Espace de libertés – Décembre 2017

L’article 13 de la Déclaration universelle des droits de l’homme consacre le principe de la libre circulation: “Toute personne a le droit de circuler librement et de choisir sa résidence à l’intérieur d’un État.” Si la liberté de circulation relève certes de l’utopie dans ses aspirations les plus généreuses et humanistes, elle s’appuie néanmoins sur des principes juridiques et des textes fondamentaux.

La mobilité des personnes constitue un phénomène ancestral, propre à l’humanité et au développement des civilisations. Que nous aurait apporté l’épopée de Marco Polo si d’innombrables frontières s’étaient dressées sur son chemin, accompagnées de contrôles stricts quant aux motivations sous-tendant son projet? La civilisation européenne serait-elle aussi riche et développée qu’elle l’est aujourd’hui si nous nous étions opposés aux pérégrinations d’Ibn Battûta et si des frontières lui avaient fermé les portes d’autres contrées que la sienne? Le concept de frontière n’a d’ailleurs pas existé de tout temps. Durant des millénaires, la liberté de circulation n’a pas été entravée par la moindre réglementation. Bien entendu, le monde a changé et les réalités actuelles sont à considérer. Mais les migrations ont toujours existé et elles existeront toujours.
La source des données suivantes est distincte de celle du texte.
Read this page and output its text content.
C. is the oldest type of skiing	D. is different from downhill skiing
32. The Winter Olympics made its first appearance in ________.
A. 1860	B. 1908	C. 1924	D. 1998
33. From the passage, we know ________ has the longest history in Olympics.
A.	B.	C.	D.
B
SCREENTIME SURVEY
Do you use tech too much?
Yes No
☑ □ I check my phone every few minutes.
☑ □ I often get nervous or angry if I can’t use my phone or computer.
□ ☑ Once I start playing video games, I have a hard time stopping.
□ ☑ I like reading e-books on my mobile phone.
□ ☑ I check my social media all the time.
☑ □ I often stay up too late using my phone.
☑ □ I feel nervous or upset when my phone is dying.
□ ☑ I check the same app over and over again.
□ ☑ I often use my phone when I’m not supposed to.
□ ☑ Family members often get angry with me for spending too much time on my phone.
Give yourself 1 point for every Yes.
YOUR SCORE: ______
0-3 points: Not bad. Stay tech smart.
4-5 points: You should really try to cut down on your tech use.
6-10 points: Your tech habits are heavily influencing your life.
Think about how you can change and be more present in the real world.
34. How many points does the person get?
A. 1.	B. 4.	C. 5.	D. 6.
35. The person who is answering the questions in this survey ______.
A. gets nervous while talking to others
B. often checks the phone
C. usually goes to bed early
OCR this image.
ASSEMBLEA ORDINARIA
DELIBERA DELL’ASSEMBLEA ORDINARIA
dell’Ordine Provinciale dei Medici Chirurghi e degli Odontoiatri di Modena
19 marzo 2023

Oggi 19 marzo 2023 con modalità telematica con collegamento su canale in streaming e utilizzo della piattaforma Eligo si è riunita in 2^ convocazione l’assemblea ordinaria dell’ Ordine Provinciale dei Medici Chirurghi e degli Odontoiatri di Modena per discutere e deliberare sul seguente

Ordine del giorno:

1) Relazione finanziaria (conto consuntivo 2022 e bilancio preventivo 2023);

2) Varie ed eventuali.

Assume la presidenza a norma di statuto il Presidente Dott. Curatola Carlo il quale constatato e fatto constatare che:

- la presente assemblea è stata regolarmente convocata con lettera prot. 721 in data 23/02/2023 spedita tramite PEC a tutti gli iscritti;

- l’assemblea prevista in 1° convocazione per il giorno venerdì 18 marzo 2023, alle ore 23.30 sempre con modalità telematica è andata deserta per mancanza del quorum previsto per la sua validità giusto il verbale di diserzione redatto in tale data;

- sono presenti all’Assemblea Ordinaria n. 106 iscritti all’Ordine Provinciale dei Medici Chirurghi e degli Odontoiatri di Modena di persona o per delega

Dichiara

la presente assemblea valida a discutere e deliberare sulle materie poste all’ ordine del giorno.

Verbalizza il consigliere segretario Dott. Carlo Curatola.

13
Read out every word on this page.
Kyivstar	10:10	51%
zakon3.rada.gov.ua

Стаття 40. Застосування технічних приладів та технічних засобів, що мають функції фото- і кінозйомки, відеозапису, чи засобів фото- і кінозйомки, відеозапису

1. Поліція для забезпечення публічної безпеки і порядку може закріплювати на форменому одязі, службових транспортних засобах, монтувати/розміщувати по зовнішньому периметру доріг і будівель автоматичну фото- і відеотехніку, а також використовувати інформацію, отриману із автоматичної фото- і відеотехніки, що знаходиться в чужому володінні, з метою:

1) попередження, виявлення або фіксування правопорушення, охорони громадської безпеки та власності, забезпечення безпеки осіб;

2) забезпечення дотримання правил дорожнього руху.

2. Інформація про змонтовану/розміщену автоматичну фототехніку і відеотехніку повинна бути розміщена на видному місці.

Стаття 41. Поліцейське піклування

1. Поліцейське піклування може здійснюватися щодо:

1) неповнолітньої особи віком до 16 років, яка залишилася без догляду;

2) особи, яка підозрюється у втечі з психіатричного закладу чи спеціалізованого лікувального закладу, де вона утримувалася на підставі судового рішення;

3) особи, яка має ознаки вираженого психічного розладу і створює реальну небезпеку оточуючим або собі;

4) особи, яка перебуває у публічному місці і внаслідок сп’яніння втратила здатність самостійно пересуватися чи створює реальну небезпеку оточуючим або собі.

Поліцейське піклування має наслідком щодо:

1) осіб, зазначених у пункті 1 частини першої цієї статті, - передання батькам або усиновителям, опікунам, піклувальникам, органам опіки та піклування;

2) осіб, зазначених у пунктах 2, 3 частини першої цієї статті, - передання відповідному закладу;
Et si les mouvements de population engendrent des peurs et crispations, la fermeture des frontières et la construction de murs représentent une réponse illusoire à ce phénomène. D’une part parce qu’aucun mur n’est incontournable. D’autre part, parce qu’ériger une frontière physique entraîne l’édification de murs mentaux au sein de nos sociétés et que cela ne profite à personne, sinon aux extrémistes.

Les valeurs humanistes portées par un mouvement comme le nôtre sont incompatibles avec ce repli sur soi. La société solidaire que nous contribuons à construire ne peut laisser les plus vulnérables de côté, à bord d’esquifs de fortune. Nous revendiquons une politique de migration qui respecte le droit à une égale mobilité de tous et échappe à toute forme d’exploitation. Actuellement, le parcours du migrant en quête d’asile le confronte à des épreuves intolérables et à un bafouement des droits humains en série.

Le principe de liberté de circulation peut abattre les frontières de tout ordre et s’inscrire de la sorte dans le fil rouge des libertés publiques défendues par la laïcité. Un choix de société, un choix politique au sens noble du terme, qui devrait s’accompagner de garanties et d’un cadre clair. Car nous sommes bien conscients des effets secondaires que l’ouverture des frontières pourrait entraîner. Comme toutes les libertés publiques, la liberté de circulation doit, pour être effective, être encadrée, protégée par des garanties et des instances publiques supérieures capables de les faire respecter. Mais pour atteindre son objectif, l’utopie ne peut refuser le dialogue avec un certain pragmatisme. Ce mariage permettrait ainsi de construire un nouveau paradigme cosmopolite et de se confronter à la réalité, pour accueillir l’humain, comme il se doit. Et enfin, d’appréhender la migration comme une chance.